L’automne dernier, Michael Rousseau, le PDG d’Air Canada, avait enflammé le Québec.
Non seulement il y habitait depuis 14 ans sans avoir appris un mot de français, mais il avait trouvé le moyen de voir dans cette situation une preuve de la tolérance montréalaise.
Heureuse soit cette ville où il est possible d’évoluer sans jamais prononcer un mot de la langue du pays dont elle est la métropole.
Les Québécois s’étaient braqués. Mais hélas, ils ne se braquent jamais longtemps.
Français
On en tirera une étrange leçon : les Québécois acceptent qu’on leur pile dessus, mais acceptent moins que celui qui s’essuie les pieds sur leur visage le leur fasse remarquer.
Quoi qu’il en soit, avant-hier, Michael Rousseau était de retour à Ottawa, avec des excuses dans sa besace. Apparemment, il avait même suivi des leçons de français. À l’oreille, ça ne paraissait pas trop.
Au mieux, il n’a pas le don des langues. Ça arrive. Au pire, il se fiche complètement de ses leçons de français. Ça ne serait pas trop étonnant non plus.
Chose certaine, Michael Rousseau ne parlera jamais français. Cela ne l’a pas empêché de devenir PDG d’Air Canada, cela ne l’empêchera pas de le rester.
Mais ne nous acharnons pas sur ce pauvre sire. Michael Rousseau joue selon les règles canadiennes, et au Canada, le français est optionnel. Pour le dire autrement, le Canada est un pays bilingue de langue anglaise.
Michael Rousseau a profité des avantages d’un régime néocolonial qui permet à la minorité anglaise et à ceux qui s’assimilent à elle de vivre au Québec sans interagir exagérément avec les indigènes que nous sommes.
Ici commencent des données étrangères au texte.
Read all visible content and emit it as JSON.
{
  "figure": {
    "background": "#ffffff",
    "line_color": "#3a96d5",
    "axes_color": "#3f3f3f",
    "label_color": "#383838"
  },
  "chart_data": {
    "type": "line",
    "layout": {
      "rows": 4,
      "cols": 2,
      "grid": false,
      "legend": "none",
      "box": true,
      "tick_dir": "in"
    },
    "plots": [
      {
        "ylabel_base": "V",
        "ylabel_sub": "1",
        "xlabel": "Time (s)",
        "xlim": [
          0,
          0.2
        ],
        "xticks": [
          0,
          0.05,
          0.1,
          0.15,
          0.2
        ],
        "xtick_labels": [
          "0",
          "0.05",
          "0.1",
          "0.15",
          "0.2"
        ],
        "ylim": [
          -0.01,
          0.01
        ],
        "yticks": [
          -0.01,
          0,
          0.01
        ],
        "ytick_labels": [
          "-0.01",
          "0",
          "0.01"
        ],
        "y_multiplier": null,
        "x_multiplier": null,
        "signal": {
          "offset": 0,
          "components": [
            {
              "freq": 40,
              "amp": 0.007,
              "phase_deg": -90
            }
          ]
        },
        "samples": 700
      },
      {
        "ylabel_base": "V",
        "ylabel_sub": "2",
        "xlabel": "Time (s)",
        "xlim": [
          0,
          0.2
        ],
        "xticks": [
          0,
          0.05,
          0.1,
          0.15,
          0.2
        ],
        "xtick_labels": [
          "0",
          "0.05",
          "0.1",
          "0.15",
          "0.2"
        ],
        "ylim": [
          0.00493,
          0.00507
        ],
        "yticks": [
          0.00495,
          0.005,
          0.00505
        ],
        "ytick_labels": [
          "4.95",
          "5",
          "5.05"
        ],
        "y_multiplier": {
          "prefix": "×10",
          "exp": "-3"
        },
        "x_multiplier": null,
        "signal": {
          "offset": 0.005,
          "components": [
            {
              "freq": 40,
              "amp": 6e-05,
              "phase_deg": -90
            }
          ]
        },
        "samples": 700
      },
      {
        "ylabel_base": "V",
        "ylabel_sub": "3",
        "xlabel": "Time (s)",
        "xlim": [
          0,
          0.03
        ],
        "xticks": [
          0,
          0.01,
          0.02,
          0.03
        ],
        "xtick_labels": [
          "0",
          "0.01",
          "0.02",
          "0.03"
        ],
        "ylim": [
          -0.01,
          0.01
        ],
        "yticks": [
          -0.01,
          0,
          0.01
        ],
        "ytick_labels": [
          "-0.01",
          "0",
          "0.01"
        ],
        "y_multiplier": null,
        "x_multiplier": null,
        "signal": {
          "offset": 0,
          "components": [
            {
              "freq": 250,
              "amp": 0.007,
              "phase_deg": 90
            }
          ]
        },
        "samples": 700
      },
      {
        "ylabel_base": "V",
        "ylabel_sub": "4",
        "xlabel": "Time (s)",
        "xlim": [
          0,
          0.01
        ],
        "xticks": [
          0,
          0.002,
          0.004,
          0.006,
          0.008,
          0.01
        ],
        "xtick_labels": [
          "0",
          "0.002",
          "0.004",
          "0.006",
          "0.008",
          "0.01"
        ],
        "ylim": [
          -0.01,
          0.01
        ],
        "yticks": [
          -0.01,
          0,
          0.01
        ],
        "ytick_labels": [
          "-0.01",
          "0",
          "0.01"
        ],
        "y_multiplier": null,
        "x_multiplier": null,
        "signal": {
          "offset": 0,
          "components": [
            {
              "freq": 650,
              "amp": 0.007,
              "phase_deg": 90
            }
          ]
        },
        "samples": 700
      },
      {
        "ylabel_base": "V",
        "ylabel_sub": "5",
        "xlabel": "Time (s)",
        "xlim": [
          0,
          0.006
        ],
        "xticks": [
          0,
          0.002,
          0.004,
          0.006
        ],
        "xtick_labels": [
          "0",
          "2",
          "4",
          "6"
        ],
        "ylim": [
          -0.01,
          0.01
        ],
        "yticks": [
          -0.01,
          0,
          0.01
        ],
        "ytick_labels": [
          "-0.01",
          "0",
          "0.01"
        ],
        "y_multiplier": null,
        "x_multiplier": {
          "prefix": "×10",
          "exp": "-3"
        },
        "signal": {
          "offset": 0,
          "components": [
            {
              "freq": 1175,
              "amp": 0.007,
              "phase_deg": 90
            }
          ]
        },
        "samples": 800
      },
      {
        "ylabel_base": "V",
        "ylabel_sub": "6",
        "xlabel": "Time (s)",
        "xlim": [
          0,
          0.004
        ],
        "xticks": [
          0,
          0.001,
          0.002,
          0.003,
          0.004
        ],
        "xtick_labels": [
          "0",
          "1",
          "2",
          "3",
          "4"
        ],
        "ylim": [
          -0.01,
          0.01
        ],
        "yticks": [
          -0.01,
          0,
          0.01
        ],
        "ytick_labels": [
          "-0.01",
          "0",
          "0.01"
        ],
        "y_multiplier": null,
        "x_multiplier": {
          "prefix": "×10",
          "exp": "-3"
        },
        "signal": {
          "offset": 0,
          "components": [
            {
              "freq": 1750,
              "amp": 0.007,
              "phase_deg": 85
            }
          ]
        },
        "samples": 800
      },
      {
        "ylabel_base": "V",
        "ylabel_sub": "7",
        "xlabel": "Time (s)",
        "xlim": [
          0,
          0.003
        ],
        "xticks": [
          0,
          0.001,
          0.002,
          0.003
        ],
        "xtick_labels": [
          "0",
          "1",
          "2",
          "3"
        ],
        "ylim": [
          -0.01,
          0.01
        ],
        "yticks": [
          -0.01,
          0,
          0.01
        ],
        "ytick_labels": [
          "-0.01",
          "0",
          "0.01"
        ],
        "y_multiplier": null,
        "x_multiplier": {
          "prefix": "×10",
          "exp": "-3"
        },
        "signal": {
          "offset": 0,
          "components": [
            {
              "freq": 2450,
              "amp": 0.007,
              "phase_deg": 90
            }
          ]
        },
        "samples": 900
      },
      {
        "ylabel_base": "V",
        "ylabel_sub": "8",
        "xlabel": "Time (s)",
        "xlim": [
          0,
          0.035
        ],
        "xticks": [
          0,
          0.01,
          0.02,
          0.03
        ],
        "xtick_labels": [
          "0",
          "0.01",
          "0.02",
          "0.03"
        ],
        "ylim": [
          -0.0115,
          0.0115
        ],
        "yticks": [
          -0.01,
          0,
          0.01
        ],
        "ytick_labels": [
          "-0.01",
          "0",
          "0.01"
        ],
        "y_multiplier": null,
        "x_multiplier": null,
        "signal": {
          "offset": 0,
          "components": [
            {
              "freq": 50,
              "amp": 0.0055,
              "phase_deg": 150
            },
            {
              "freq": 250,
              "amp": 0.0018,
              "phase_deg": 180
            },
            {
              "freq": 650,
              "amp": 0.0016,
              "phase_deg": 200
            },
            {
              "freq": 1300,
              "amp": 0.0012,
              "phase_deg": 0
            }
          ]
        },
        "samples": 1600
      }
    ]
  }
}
Nous sommes la tache bleue qui gâche le portrait du beau grand Canada pluriel. Nous sommes les ploucs identitaires de l’utopie canadienne. Nous sommes le vieux peuple que le multiculturalisme canadien et l’évolution démographique finiront par déconstruire et effacer pour que triomphe la « diversité ».
Mais dans tout cela, certains sont impardonnables.
Je parle de ceux qui font semblant de s’offusquer du manque de respect de Michael Rousseau pour la langue française, mais qui soutiennent sans gêne (et peut-être avec quelques intérêts) le régime fédéral qui rend la chose possible.
On les connaît.
Ils font semblant de critiquer la situation, mais ils sont surtout mobilisés contre le renforcement de la loi 101, et s’époumonent d’indignation contre son éventuelle application au cégep.
Cégep
Le gouvernement Legault se contente de mesurettes, mais ils y voient autant d’agressions contre la communauté anglaise.
Ils prétendent célébrer la « diversité », mais c’est surtout pour dire à la majorité historique francophone de prendre son trou, en lui expliquant qu’elle n’est qu’une communauté parmi d’autres au Québec.
Michael Rousseau les embête parce qu’il révèle la vraie nature du système auquel ils ont fait allégeance et dont ils sont la prospère courroie de transmission au Québec.
Les faits sont pourtant têtus : Michael Rousseau représente bien l’avenir du Québec dans le Canada : un pays où les Québécois francophones sont inutiles, agaçants, et même de trop.